Division of Clinical Pharmacology and Medical Toxicology, Children's Mercy Hospitals and Clinics, Kansas City, MO, and the Department of Pediatrics, University of Missouri-Kansas City, School of Medicine, Kansas City, MO.
Ann Emerg Med. 2013 Oct;62(4):332-339.e6. doi: 10.1016/j.annemergmed.2013.02.021. Epub 2013 Apr 17.
We assessed the performance of 2 new devices (2D- and 3D-Mercy TAPE) to implement the Mercy Method for pediatric weight estimation and contrasted their accuracy with the Broselow method.
We enrolled children aged 2 months through 16 years in this prospective, multicenter, observational study. Height/length, weight, humeral length, and mid-upper arm circumference were obtained for each child, using calibrated scales and measures. We then made measurements with blinded versions of the 2D- and 3D-TAPEs. Using height/length data, we calculated the weight estimated by the Broselow method. We contrasted measures with mean error, mean percentage error, and percentage predicted within 10% and 20% of actual.
Six hundred twenty-four participants (median 8.5 years, 27.6 kg, 17.3 kg/m(2)) completed the study. Mean error was 0.3 kg (mean percentage error 1.6%), 0.2 kg (mean percentage error 1.9%), and -1.3 kg (mean percentage error -4.1%) for 2D-, 3D-, and Broselow, respectively.
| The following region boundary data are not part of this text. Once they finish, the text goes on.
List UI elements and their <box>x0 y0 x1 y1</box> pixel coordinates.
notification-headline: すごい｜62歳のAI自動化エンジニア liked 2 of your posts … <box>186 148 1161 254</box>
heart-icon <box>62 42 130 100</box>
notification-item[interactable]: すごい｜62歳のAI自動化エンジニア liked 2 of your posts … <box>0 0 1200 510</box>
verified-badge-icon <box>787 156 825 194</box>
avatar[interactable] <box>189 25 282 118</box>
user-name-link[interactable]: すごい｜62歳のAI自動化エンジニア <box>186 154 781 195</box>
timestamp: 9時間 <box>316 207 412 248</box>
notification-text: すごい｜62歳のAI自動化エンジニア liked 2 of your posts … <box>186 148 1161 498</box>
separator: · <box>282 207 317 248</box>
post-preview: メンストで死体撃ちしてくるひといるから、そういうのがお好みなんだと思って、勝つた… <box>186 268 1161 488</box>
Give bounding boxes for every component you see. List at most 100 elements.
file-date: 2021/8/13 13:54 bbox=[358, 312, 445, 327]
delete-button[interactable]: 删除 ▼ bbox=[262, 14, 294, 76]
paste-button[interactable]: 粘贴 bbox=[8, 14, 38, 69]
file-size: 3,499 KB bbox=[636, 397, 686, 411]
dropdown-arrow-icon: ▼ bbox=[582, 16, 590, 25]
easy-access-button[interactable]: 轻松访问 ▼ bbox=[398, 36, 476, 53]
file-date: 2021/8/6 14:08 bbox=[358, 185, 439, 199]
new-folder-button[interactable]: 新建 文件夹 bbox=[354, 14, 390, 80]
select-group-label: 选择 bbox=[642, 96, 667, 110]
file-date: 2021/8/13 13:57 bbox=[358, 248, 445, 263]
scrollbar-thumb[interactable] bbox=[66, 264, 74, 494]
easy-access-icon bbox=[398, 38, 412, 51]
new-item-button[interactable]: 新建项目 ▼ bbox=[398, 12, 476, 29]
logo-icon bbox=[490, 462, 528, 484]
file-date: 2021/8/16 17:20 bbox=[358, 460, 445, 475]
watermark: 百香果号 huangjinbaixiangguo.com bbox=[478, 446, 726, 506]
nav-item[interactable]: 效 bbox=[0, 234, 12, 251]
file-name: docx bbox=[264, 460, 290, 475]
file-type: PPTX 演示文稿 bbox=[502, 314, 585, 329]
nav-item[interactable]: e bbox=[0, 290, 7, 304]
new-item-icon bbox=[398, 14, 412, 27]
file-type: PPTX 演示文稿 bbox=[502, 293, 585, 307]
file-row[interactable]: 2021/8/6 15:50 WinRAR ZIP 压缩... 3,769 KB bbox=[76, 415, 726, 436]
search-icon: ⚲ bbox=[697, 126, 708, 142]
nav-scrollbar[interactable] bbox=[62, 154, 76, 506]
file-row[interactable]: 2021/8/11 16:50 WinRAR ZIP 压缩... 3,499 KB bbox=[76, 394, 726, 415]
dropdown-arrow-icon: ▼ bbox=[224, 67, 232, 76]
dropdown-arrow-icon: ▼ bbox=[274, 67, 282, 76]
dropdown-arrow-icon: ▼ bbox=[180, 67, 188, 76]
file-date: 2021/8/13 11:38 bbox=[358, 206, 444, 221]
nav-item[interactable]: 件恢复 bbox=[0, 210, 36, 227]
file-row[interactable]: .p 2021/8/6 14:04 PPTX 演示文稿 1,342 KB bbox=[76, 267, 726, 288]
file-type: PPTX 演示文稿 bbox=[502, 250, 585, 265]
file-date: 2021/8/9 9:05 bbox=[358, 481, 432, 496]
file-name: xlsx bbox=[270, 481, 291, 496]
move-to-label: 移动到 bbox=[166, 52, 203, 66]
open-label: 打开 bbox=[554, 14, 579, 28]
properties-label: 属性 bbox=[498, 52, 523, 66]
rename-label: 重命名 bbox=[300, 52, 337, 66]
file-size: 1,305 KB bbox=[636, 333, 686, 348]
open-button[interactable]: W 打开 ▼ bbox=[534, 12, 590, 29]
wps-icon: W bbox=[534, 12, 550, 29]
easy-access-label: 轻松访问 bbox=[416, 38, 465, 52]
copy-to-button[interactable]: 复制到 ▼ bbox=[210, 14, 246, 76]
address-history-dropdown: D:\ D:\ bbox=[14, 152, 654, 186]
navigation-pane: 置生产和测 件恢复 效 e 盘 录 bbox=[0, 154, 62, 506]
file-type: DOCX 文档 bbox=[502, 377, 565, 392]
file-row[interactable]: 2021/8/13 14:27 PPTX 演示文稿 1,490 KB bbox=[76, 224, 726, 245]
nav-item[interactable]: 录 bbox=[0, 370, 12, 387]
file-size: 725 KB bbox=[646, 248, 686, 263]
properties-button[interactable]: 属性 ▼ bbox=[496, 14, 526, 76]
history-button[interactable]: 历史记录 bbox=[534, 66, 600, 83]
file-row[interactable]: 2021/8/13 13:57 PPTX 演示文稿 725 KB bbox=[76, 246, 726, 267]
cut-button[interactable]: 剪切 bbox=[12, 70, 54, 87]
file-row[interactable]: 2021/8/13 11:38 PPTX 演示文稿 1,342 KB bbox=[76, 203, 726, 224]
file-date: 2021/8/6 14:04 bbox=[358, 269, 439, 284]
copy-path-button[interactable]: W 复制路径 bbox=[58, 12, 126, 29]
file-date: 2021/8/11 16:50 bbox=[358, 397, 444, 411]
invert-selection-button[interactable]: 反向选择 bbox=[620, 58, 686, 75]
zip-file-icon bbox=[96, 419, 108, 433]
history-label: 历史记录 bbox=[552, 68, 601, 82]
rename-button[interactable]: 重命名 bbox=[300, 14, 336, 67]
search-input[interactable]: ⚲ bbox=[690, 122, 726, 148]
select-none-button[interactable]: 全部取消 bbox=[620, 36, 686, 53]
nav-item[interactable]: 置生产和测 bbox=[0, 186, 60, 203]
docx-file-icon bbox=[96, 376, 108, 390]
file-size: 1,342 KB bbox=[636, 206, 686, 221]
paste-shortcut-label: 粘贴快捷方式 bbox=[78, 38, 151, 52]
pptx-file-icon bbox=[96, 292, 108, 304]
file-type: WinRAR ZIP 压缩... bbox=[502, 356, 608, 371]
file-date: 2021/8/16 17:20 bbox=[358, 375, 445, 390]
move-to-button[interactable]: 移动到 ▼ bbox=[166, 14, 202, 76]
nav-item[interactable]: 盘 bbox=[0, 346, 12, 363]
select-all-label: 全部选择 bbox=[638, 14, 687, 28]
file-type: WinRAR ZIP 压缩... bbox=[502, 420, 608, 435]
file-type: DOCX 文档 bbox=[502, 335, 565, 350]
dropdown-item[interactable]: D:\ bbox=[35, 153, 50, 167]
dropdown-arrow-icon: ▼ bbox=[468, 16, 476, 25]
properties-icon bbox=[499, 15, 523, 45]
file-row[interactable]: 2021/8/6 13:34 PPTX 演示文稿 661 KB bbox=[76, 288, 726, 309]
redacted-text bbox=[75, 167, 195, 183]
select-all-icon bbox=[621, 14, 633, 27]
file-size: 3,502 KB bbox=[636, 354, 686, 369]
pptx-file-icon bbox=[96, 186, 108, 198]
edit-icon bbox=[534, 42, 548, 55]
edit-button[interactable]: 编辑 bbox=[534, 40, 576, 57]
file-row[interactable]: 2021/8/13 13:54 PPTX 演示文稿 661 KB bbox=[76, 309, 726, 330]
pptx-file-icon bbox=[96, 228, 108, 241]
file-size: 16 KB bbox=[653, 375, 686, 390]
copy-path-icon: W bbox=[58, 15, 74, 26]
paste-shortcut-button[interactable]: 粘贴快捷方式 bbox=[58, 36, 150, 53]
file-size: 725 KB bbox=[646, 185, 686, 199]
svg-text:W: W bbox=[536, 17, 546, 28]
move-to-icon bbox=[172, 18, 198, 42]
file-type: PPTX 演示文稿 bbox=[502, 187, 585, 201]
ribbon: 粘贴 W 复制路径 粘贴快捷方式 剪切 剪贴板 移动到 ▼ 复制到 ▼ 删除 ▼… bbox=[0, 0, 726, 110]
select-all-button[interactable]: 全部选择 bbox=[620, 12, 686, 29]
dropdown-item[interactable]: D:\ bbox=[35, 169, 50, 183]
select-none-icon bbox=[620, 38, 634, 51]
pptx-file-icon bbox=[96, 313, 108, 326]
Concordance between both TAPE devices and the Mercy Method was greater than 0.99. The proportion of children predicted within 10% and 20% of actual weight was 76% and 98% for the 2D-TAPE and 65% and 93% for the 3D-TAPE. Excluding the 209 (33%) children who were too tall for the device, Broselow predictions were within 10% and 20% of actual weight in 59% and 91%.
The 2D- and 3D-Mercy TAPEs outperform the Broselow tape for pediatric weight estimation and can be used in a wider range of children.
我们评估了 2 种新设备(2D- 和 3D-Mercy TAPE)在实施 Mercy 法进行儿科体重估计方面的性能,并将其与 Broselow 法的准确性进行了对比。
我们在这项前瞻性、多中心、观察性研究中纳入了 2 个月至 16 岁的儿童。使用经过校准的秤和测量工具,为每个儿童测量身高/长度、体重、肱骨长度和中上臂周径。然后,我们使用 2D- 和 3D-TAPE 的盲法版本进行测量。使用身高/长度数据,我们计算了 Broselow 法估计的体重。我们对比了测量值的平均误差、平均百分比误差以及实际值的 10%和 20%的预测百分比。
624 名参与者(中位数 8.5 岁,27.6kg,17.3kg/m²)完成了研究。2D-、3D- 和 Broselow 法的平均误差分别为 0.3kg(平均百分比误差 1.6%)、0.2kg(平均百分比误差 1.9%)和-1.3kg(平均百分比误差-4.1%)。两种 TAPE 设备与 Mercy 法的一致性均大于 0.99。2D-TAPE 预测的体重在实际体重的 10%和 20%以内的儿童比例分别为 76%和 98%,3D-TAPE 为 65%和 93%。排除因身高超出设备适用范围而无法使用的 209 名(33%)儿童后,Broselow 法预测的体重在实际体重的 10%和 20%以内的比例分别为 59%和 91%。
2D- 和 3D-Mercy TAPEs 在儿科体重估计方面优于 Broselow 带,可用于更广泛的儿童。